Testing create of tables
Can't execute command 'create table bench_1024 (i int NOT NULL,d double,f float,s char(10),v varchar(100),primary key (i))'
Error: Can't create table './sq_test/bench_1024.frm' (errno: 904)
[root@mysql_sqld sql-bench]# perror --ndb 904;
OS error code 904:  Out of fragment records (increase MaxNoOfOrderedIndexes): Permanent error: Insufficient space

When i increate the MaxNoOfOrderedIndexes,the cluster can not start any more.
[7 Jul 2005 1:16] power wang
cluster.log

Attachment: cluster.log (text/plain), 106.62 KiB.

[7 Jul 2005 1:16] power wang
ndb_2_error.log

Attachment: ndb_2_error.log (text/plain), 6.30 KiB.

[7 Jul 2005 1:21] Jonathan Miller
I would set this to a show stopper, but it does not give me the option.
[7 Jul 2005 1:25] power wang
ndb_2_trace.log.15

Attachment: ndb_2_trace.log.rar (application/octet-stream, text), 36.54 KiB.
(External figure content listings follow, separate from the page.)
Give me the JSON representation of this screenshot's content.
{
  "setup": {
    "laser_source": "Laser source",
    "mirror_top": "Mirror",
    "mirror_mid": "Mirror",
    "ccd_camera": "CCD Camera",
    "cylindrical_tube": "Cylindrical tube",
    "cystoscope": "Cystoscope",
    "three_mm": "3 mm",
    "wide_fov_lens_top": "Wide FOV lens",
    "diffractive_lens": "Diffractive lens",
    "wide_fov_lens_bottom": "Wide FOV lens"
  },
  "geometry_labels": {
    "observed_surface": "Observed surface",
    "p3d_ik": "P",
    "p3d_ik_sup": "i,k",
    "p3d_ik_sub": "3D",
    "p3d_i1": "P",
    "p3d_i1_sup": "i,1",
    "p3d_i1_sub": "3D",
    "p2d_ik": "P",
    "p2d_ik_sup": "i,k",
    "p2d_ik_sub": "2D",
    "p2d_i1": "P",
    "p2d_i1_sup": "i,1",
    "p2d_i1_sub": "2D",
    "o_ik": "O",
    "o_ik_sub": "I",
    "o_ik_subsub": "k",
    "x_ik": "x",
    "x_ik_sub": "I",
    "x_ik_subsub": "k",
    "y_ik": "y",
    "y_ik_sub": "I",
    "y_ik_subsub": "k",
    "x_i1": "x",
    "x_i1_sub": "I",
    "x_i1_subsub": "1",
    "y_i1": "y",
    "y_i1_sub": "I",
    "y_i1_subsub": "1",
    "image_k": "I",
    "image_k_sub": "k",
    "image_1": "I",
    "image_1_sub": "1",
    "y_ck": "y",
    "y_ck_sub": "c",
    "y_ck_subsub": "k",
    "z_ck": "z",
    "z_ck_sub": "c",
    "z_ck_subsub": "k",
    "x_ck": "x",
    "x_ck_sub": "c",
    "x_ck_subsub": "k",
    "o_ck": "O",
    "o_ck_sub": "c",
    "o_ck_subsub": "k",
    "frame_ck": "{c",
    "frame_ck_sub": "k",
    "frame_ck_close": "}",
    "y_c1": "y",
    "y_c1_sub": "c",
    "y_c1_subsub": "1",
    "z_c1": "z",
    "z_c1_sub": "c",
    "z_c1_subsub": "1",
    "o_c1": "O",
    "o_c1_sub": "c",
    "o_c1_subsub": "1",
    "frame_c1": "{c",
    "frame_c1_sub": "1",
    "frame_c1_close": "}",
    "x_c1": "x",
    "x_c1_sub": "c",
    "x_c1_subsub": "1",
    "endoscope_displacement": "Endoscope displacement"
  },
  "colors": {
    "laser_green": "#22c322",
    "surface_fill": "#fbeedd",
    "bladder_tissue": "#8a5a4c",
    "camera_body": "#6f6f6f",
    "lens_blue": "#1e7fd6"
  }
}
[8 Jul 2005 5:28] power wang
First guarantee this test is work on cluster engine by set default-storage-engine=ndbcluster.
Then run the benchmark test in the sq_bench directory,as this script: 

./run-all-tests --fast --verbose --host='your host' --user='test'
--password='pass' --database=sq_test --log --tcpip 
or 
./test-create --fast --verbose --host='your host' --user='test'
--password='pass' --database=sq_test --log --tcpip
or 
./test-insert --fast --verbose --host='your host' --user='test'
--password='pass' --database=sq_test --log --tcpip

the cluster hit the data memory is increased to 90%,then the test terminate.
Then i can not  start the cluster.
[12 Jul 2005 3:52] Jorge del Conde
I was able to reproduce this bug using 5.0 from bk and FC4 w/all updates & patches installed.
[11 Aug 2005 15:14] Martin Skold
This bug can not be verified by cluster team, please add verification
procedure.
[17 Aug 2005 8:28] Jonas Oreland
Hi,

I tried to repeat this...i'm not really sure what "this" is...but this is what I
tried
1) started initial cluster (2 nodes)
2) run test-create --fast
after a while it gave me out of datapages (881)
3) then I stopped cluster
4) added more memory and restarted cluster

Everything went fine.
What am I missing?

/Jonas
[17 Sep 2005 23:00] Bugs System
No feedback was provided for this bug for over a month, so it is
being suspended automatically. If you are able to provide the
information that was originally requested, please do so and change
the status of the bug back to "Open".